Case ID: nc-app_57/html/0593-01.html
Source: Caselaw Access Project
Author: {"author": "ARNOLD, Judge.", "license": "Public Domain", "url": "https://static.case.law/"}
Date Created: 2024-08-24T03:29:51.129683

IN THE MATTER OF: THADDEUS WALLACE, DOB 3-22-69, 1237 Maple Street, Washington, N.C. 27889
    No. 812DC1183
    (Filed 1 June 1982)
    Infants § 18— insufficient evidence to support judgment of delinquency
    Evidence that a child of twelve entered an unlocked door into a lighted store during daylight hours, that he did so in front of at least one known witness, and that he took nothing was insufficient to support a charge that the juvenile had broken and entered the store with intent to commit larceny.
    Appeal from adjudication of delinquency by Hardison, Judge. Judgment entered 12 August 1981 in District Court, BEAUFORT County. Heard in the Court of Appeals 8 April 1982.
    Appellant was brought before Judge Hardison upon a petition filed by Leon Schaffer of the Washington, N.C., Police Department. The petition alleged that appellant, a juvenile, had broken and entered a Reveo Drug Store with intent to commit larceny and was therefore a delinquent child as defined by G.S. 7A-517Ü2).
    State’s evidence tended to show that at approximately 2:30 a.m. on 10 August 1981, it was discovered that a glass door of a Reveo Drug Store located on Main Street in Washington, N.C., had been broken sometime during the night. Store employees cleaned up the glass and Washington police set up surveillance for the remainder of the night. Lights were left on inside the store and the broken door, from which one pane of glass was missing entirely, was left unlocked.
    At approximately 7:00 a.m., Thad Wallace, a twelve-year-old child, was seen walking west on Main Street. He stopped in front of the drug store, looked in, and walked on. A few minutes later, Wallace returned, walking east on Main Street. The boy stopped to ask James Baker, who was sitting on a bench near the drug store, if he had seen his tennis shoes. Baker said he had not. Wallace then approached Reveo, opened the unlocked door, and went inside. Shortly afterward, Wallace came back out, ducking through the broken door. He was stopped by Officer Sheppard and asked if he had anything in his pockets the officer should see. The boy emptied his pockets to show that he had taken nothing from the store.
    
      On cross-examination, Sheppard said the boy had explained that he had gone into the store to look for his tennis shoes. The shoes were later discovered nearby. There had been no sign on the door of the drug store to indicate that the store was closed or that the door was broken.
    Judgment was entered finding Thad Wallace delinquent and an order was entered committing him to the Beaufort County Detention Facility for a term not to extend beyond his 18th birthday. The juvenile appeals.
    
      Attorney General Edmisten, by Assistant Attorney General Robert R. Reilly, for the State.
    
    
      Carter, Archie & Hassell, by Sid Hassell, Jr., for juvenile appellant.
    
   ARNOLD, Judge.

Appellant first assigns error to the trial court’s denial of his motion to dismiss.

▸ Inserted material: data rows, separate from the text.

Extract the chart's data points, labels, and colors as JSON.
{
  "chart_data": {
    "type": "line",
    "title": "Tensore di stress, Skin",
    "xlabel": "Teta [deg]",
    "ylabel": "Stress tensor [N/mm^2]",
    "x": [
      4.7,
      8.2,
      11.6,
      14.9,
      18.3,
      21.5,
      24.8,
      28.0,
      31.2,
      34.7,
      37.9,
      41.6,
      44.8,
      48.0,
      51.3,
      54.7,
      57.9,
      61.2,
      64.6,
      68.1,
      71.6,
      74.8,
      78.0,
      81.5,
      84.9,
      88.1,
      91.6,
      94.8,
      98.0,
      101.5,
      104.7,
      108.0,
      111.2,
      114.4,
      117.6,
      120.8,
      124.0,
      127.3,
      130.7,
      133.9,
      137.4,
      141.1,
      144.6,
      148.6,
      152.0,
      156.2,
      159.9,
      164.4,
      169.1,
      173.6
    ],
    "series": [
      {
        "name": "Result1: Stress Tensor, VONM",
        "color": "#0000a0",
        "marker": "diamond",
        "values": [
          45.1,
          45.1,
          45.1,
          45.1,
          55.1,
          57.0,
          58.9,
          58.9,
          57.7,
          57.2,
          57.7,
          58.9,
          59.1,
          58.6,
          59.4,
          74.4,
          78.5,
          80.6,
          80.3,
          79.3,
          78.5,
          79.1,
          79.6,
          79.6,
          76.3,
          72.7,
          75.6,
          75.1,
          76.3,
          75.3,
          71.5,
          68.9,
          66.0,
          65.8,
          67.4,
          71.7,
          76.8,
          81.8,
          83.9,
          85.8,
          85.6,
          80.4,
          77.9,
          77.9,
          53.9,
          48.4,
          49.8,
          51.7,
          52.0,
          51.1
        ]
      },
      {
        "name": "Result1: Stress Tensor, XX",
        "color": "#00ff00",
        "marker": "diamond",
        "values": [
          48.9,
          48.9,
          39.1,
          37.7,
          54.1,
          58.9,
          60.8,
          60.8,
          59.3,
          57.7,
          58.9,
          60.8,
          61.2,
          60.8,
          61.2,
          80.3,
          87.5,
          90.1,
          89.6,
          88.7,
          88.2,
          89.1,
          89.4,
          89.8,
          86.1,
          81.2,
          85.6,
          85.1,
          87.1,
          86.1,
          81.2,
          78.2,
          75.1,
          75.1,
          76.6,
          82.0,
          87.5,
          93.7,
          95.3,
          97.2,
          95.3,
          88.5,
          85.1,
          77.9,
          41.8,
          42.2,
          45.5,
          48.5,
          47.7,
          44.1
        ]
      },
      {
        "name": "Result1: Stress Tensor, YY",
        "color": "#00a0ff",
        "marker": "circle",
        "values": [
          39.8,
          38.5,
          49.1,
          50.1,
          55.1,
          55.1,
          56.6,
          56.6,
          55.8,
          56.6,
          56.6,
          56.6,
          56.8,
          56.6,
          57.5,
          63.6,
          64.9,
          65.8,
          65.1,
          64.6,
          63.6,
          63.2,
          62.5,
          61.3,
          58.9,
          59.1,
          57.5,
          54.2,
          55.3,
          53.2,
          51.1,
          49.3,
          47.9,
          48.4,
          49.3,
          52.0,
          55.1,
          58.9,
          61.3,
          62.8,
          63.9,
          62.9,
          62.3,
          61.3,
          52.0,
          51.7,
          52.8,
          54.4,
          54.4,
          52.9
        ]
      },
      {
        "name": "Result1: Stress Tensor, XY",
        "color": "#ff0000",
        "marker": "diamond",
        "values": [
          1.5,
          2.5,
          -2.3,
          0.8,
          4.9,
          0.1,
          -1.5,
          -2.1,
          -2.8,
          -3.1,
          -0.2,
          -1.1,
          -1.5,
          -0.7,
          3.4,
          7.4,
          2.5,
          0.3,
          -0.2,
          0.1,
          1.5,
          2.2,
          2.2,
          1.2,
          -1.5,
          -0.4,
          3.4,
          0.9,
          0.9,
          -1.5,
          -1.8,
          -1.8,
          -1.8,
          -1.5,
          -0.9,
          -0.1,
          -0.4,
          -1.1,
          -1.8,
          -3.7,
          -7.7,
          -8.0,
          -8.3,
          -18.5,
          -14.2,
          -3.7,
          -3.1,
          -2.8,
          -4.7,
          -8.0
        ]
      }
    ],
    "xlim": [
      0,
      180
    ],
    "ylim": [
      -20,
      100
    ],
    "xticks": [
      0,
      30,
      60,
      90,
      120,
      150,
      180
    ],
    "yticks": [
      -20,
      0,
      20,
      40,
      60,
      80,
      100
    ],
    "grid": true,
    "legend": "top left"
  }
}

We agree that State’s evidence failed to establish the elements of the crime charged and hold that dismissal of the action was improperly denied. The State has established only that a child of twelve entered an unlocked door into a lighted store during daylight hours, that he did so in front of at least one known witness, and that he took nothing.

This Court recognizes that the trial court apparently had before it indications of prior delinquent behavior by the appellant, including evidence that he had violated probation. We do not doubt the court’s good faith in concluding that commitment of the juvenile to a detention facility was justified by all of the circumstances. Nevertheless, the court’s conclusion that the juvenile was guilty of the crime set forth in the petition in this record is unsupported by the evidence and the judgment entered in reliance thereon must accordingly be reversed.

Having found the appellant’s first assignment of error dispositive of the appeal, we do not reach his remaining assignments of error.

Reversed.

Judges VAUGHN and Martin (Robert M.) concur.